To make use of that, we need to split our program into 2 threads.
Suppose we can split the program in these threads:
1) render thread. requires 50 million instructions to render 1 frame.
2) audio thread. requires 30 million instructions to render 1 frame.
3) AI thread. requires 20 million instructions to render 1 frame.
We then run thread1 on core-A, and let core-B be used by thread2 and thread3.
As you can see, both core-A and core-B will be done twice as fast.
In stead of needing 100ms (with 1 core), we are now done after 50ms.
The frame/sec goes up from 10 fps to 20 fps !
Awesome.
Now suppose we get a 4-core system.
We need 4 threads. Thread1 (the render thread) is very complicated. We can't split it easily.
But the AI thread can be split. So we get 2 AI threads now, 3A and 3B, each requiring 10 million instructions.
Let's start the 4 threads on our 4 cores.
Thread1 still requires 50 million instructions. It will take 50 milliseconds to finish.
Thread2 still requires 30 million instructions. It will run for 30 milliseconds. And then the core will be idle for 20 milliseconds.
Thread3A requires 10 million instructions. It will run for 10 milliseconds. And then the core will wait for 40 milliseconds.
Thread3B requires 10 million instructions. It will run for 10 milliseconds. And then the core will wait for 40 milliseconds.
Result: the slowest thread (1) still requires 50 milliseconds to finish.
Your fps will again be 20 fps.
We went from 2 cores to 4 cores, and gained no fps. And all 4 cores were in fact in use !

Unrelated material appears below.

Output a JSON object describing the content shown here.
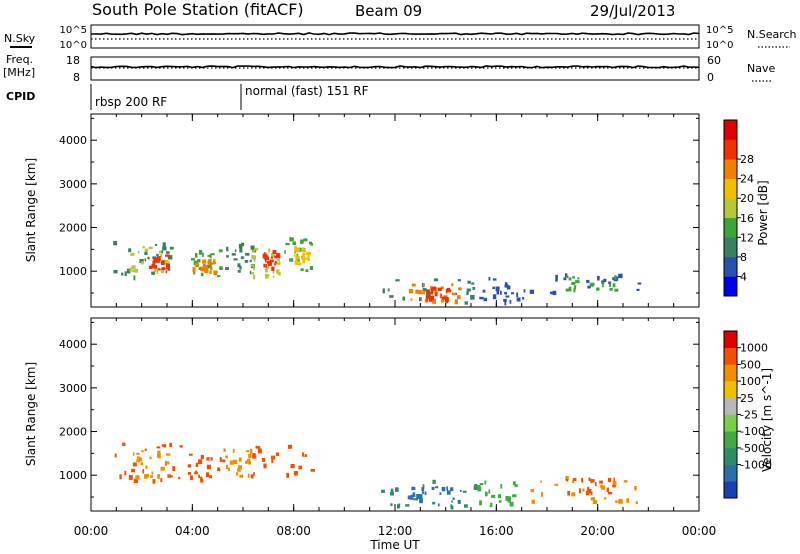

Now we put in a lot of work, and split the render-thread (thread1) into 2 new threads.
Thread1-A will need 30 million instructions, thread1-B 20 million instructions.
We know run thread-1A on core-A, thread-1B on core-B, thread-2 on core-B, and threads 3A and 3B on core-D.

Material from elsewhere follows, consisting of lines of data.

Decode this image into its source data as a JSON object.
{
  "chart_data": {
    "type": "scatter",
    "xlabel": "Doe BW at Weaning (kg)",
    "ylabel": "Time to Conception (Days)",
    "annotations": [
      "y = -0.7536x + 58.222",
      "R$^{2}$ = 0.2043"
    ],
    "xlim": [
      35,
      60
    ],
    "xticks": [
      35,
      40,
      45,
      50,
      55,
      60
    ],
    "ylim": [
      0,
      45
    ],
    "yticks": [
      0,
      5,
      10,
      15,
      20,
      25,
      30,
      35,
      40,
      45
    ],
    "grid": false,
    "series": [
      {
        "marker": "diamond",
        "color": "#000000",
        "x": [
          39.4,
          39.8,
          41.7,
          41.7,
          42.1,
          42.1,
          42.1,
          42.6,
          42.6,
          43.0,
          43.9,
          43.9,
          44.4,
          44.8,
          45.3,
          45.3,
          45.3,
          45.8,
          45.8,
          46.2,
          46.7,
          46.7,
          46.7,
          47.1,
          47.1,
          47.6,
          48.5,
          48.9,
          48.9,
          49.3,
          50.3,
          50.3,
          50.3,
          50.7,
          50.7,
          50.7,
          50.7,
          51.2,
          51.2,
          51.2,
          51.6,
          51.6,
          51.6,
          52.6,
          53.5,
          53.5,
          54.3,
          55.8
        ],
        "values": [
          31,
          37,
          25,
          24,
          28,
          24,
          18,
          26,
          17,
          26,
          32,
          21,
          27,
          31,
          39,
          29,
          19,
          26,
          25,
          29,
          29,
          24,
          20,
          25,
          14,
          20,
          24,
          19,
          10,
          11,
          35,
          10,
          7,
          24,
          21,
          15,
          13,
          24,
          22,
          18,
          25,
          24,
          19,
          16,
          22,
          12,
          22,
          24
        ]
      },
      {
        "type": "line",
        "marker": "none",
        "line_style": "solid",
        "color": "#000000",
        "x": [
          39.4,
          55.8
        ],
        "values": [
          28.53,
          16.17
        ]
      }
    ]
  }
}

Result, both core-A and core-C will finish after 30 milliseconds. core-B and core-D will finish after 20 milliseconds.
We now have all threads finished after 30 milliseconds. Our fps went up from 20 to 33 !
I hope you get the picture now.
Suppose we get an 8-core CPU.
We need to split our threads again. This will become harder and harder each time.
Suppose we can split the AI-threads into 10 little threads, each requiring 2 million instructions each. Will this help us ? No. Because the slower 2 threads will finish after 30 milliseconds. So we need to split both threads 1A and 2 into smaller threads. Will that be doable ? If so, then we are saved. But for some programs, there will be core-functionality that can maybe not be split into smaller threads. What if the render-thread 1A can not be split ? We can split all the other threads in smaller ones. But that won't help at all. We will only get higher performance if we can split the heaviest thread(s). If you can't split all heavy threads into kinda equal-sized chunks, then more cores will not help at all.
I think this is a problem games have. Most games have some functionality that can not easily be split into smaller threads. You can split off AI, you can split off audio-handling. Maybe a few more smaller tasks. But there is some large rendering work that can not easily be split. I guess if you want to do that, you have to re-design your engine from the ground up. And few engines have done that yet. There will be more, but that takes time. And even then, you can only split a program into multiple threads until you run into the wall where there is one thread that you can't split further.
Anyway, this has become a lecture. Time to stop boring you.